By slogging through the daily banality of corporate life, (imagine ‘Office Space’), my husband was eventually offered a position in Washington State, which we accepted because it promised us, if nothing else, a sliver of our dream. We loaded the car and one shipping crate, said our goodbyes and made our trek from Austin to Seattle. But Seattle was…well…Seattle. A beautiful part of the country, but it had its own psychic pain and stymieing ways. More importantly it just wasn’t Oregon. (Sorry, Seattle—it’s not you, it’s me). Once again, I found myself job-hopping and sinking into depression.
And then my husband’s position transplanted us to Portland, Oregon. In 2012, I was given the opportunity to quit my day job and “find myself.” I started by pointing my camera all over the city, searching for muses. The dive into this newfangled world and practice filled me with inspiration. I went on like this for a few years before finally admitting to myself that I am and always have been an artist (thanks Julia Cameron and Elle Luna). That moment of self-admission launched me headlong into rigorous study and creative exploration, which has helped me find my artistic voice.

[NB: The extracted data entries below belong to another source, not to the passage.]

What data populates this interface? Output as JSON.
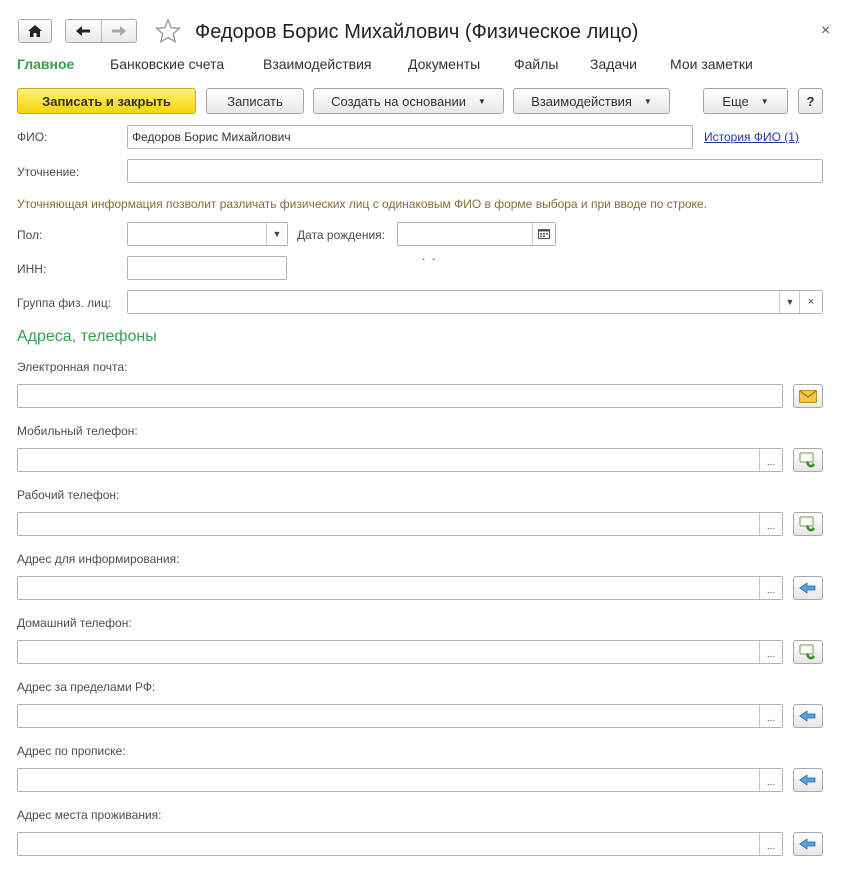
{
  "window": {
    "title": "Федоров Борис Михайлович (Физическое лицо)",
    "close_symbol": "×"
  },
  "icons": {
    "home": "home-icon",
    "back": "arrow-left-icon",
    "forward": "arrow-right-icon",
    "favorite": "star-icon",
    "close": "close-icon"
  },
  "tabs": [
    {
      "label": "Главное",
      "active": true
    },
    {
      "label": "Банковские счета"
    },
    {
      "label": "Взаимодействия"
    },
    {
      "label": "Документы"
    },
    {
      "label": "Файлы"
    },
    {
      "label": "Задачи"
    },
    {
      "label": "Мои заметки"
    }
  ],
  "toolbar": {
    "save_close": "Записать и закрыть",
    "save": "Записать",
    "create_based": "Создать на основании",
    "interactions": "Взаимодействия",
    "more": "Еще",
    "help": "?"
  },
  "form": {
    "fio_label": "ФИО:",
    "fio_value": "Федоров Борис Михайлович",
    "fio_history": "История ФИО (1)",
    "clarification_label": "Уточнение:",
    "clarification_value": "",
    "hint": "Уточняющая информация позволит различать физических лиц  с одинаковым ФИО в форме выбора и при вводе по строке.",
    "gender_label": "Пол:",
    "gender_value": "",
    "birth_label": "Дата рождения:",
    "birth_value": "  .  .",
    "inn_label": "ИНН:",
    "inn_value": "",
    "group_label": "Группа физ. лиц:",
    "group_value": ""
  },
  "contacts": {
    "section_title": "Адреса, телефоны",
    "email_label": "Электронная почта:",
    "mobile_label": "Мобильный телефон:",
    "work_phone_label": "Рабочий телефон:",
    "info_address_label": "Адрес для информирования:",
    "home_phone_label": "Домашний телефон:",
    "abroad_address_label": "Адрес за пределами РФ:",
    "registration_address_label": "Адрес по прописке:",
    "residence_address_label": "Адрес места проживания:",
    "ellipsis": "..."
  },
  "colors": {
    "accent_green": "#36a14c",
    "primary_yellow": "#f6d40a",
    "hint_brown": "#8c6b33",
    "link_blue": "#1d3d9c"
  }
}
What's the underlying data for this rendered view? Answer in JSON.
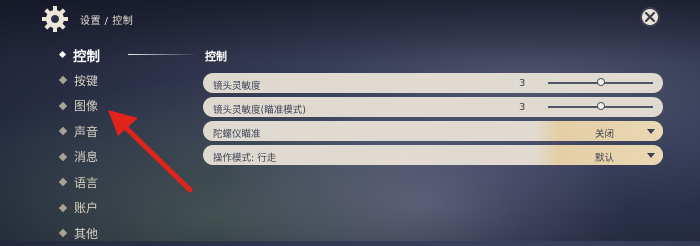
{
  "header": {
    "breadcrumb": "设置 / 控制",
    "icons": {
      "settings": "gear-icon",
      "close": "close-icon"
    }
  },
  "sidebar": {
    "items": [
      {
        "label": "控制",
        "active": true
      },
      {
        "label": "按键",
        "active": false
      },
      {
        "label": "图像",
        "active": false
      },
      {
        "label": "声音",
        "active": false
      },
      {
        "label": "消息",
        "active": false
      },
      {
        "label": "语言",
        "active": false
      },
      {
        "label": "账户",
        "active": false
      },
      {
        "label": "其他",
        "active": false
      }
    ]
  },
  "main": {
    "section_title": "控制",
    "rows": [
      {
        "label": "镜头灵敏度",
        "value": "3",
        "slider_fraction": 0.5
      },
      {
        "label": "镜头灵敏度(瞄准模式)",
        "value": "3",
        "slider_fraction": 0.5
      },
      {
        "label": "陀螺仪瞄准",
        "selected": "关闭"
      },
      {
        "label": "操作模式: 行走",
        "selected": "默认"
      }
    ]
  },
  "annotation": {
    "arrow_color": "#e0241b",
    "icon": "red-arrow-icon"
  },
  "colors": {
    "row_bg": "#ece5d8",
    "text_dark": "#3b4255",
    "dropdown_accent": "#e9d8b2"
  }
}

Professionally, I am best known for large-scale, abstract mixed media works that bridge the divide between analog/traditional medium and digital/new media. But as this year draws to a close, nostalgia has inspired me to pay tribute to the part of Portland that called me out of my listlessness and nurtured the artist within. This new, limited-edition series is my visual love letter to the city that made us. Each piece represents a part of the city or surrounding area that holds tender space in our hearts. My husband Alex partnered with me on this project by painstakingly constructing custom floating frames out of hemlock, a wood native to this region.
Our hope is that you will share in our journey, hang a piece of our realized dream in your home and perhaps even enjoy it with a nice bowl of Tillamook Ice Cream.